Durante a sua infância, lidou com uma família assombrada pela esquizofrenia, vendo um irmão suicidar-se devido a esta doença e aguardando o momento em que a loucura lhe bateria à porta de forma infame. Em 2004 foi submetido a uma cirurgia ao coração que o fez descer umas quantas mudanças e começar a desfrutar da viagem de outra maneira.

Aos 9 anos de idade, na Burnt Ash Junior School começou a estudar a forma de escutar sons e a dançar. Mais tarde mudou-se para a Ravens Wood School onde estudou arte, música e desenho e, também, levou um murro no olho esquerdo por causa de uma rapariga que lhe fez ganhar um dano sério no olho ficando permanentemente com a pupila dilatada, resultando no que se chama de anisocoria. Foi este soco que lhe fez dar mais ênfase à sua imagem, criando a ilusão de ter um olho de cada cor. Na verdade, Bowie tinha os dois olhos azuis e uma doença no olho esquerdo.

Aos 15 anos Bowie formou a sua primeira banda, os Kon-rads que tocavam rock’n’roll. Pouco tempo tardou para desistir desta e criar uma outra, os King Bees dedicando-se ao blues. Seguidamente entrou para Manish Boys onde ao blues juntava-se o folk e o soul. Como eterno insatisfeito, vira as costas aos Manish Boys para se juntar aos Lower Third um trio blues com influências de The Who. Passou ainda por Riot Squad até se tornar David Bowie. Aqui, caminhou por entre folk psicadélico, funk, glam rock, pop, soul, krautrock, rock, techno, electro e o jazz. Em 1989 volta ao formato banda com Tin Machine que termina, mais tarde, em 1992.

Ao longo da sua carreira tocou e colaborou com personalidades como Brian Eno, Queen, Iggy Pop, Tina Turner, Mick Jagger, Placebo, Butterfly Boucher, Lou Reed, David Gilmour Arcade Fire, TV on The Radio e Alicia Keys.

No teatro, no cinema e na televisão, Bowie encarnou papeis em Pierrot in Turquoise, The Image, The Virgin Soldiers, The Man Who Fell To Erath, Just a Gigolo, O Homem Elefante, Christiane F. – Wir Kinder vom Bahnhof Zoo, The Hunger, Merry Christmas, Mr. Lawrence, Yellowbeard, Into the Night, Absolute Beginners, Labirinto – A Magia do Tempo, A Última Tentação de Cristo, The Linguini Incident, Twin Peaks – Os últimos dias de Laura Palmer, Basquiat, Gunslinger’s Revenge, Everybody Loves Sunshine, Mr. Rice’s Secret, Zoolander, Prestige, Arthur e os Minimoys, Bob Esponja: Calça Quadrada, August.
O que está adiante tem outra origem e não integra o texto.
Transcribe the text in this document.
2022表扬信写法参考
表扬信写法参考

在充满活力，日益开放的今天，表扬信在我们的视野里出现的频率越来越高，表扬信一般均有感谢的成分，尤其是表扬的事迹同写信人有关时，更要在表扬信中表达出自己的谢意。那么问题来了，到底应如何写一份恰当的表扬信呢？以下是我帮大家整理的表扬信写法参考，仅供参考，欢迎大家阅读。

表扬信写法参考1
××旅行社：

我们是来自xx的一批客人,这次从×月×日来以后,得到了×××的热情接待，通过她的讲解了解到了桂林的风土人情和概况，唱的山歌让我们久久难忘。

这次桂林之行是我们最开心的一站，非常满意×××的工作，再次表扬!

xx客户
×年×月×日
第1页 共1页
Para além de Londres, Bowie viveu em Nova York, Suiça e Berlim. Ao longo dos anos, sentiu a necessidade de criar personagens como Ziggy Stardust e The Thin White Duke que fizeram parte de si e de tudo o que ele ansiava ser ou mostrar em palco ou no ecrã.

Apesar de sermos todos heróis, alguns são mais que outros. E é por ti que, hoje, vou calçar os meus sapatos vermelhos e, de lágrimas nos olhos, dançar. Porque nunca vais morrer nem as tuas músicas vão deixar de existir. Porque farás sempre parte da história do mundo e da minha. Um aplauso sentido e uma vénia até ao chão.

Obrigada David Bowie!

“Ashes To Ashes”

Do you remember a guy that’s been
In such an early song
I’ve heard a rumour from Ground Control
Oh no, don’t say it’s true

They got a message from the Action Man
“I’m happy. Hope you’re happy, too.
I’ve loved. All I’ve needed: love.
Sordid details following.”

The shrieking of nothing is killing me
Just pictures of Jap girls in synthesis
And I ain’t got no money and I ain’t got no hair
But I’m hoping to kick but the planet is glowing

Ashes to ashes, funk to funky
We know Major Tom’s a junkie
Strung out in heaven’s high
Hitting an all-time low

Time and again I tell myself
I’ll stay clean tonight
But the little green wheels are following me
Oh, no, not again

I’m stuck with a valuable friend
“I’m happy. Hope you’re happy, too.”
One flash of light
But no smoking pistol

I never done good things
I never done bad things
I never did anything out of the blue,
Want an axe to break the ice
Wanna come down right now

My mama said, “To get things done
You’d better not mess with Major Tom.”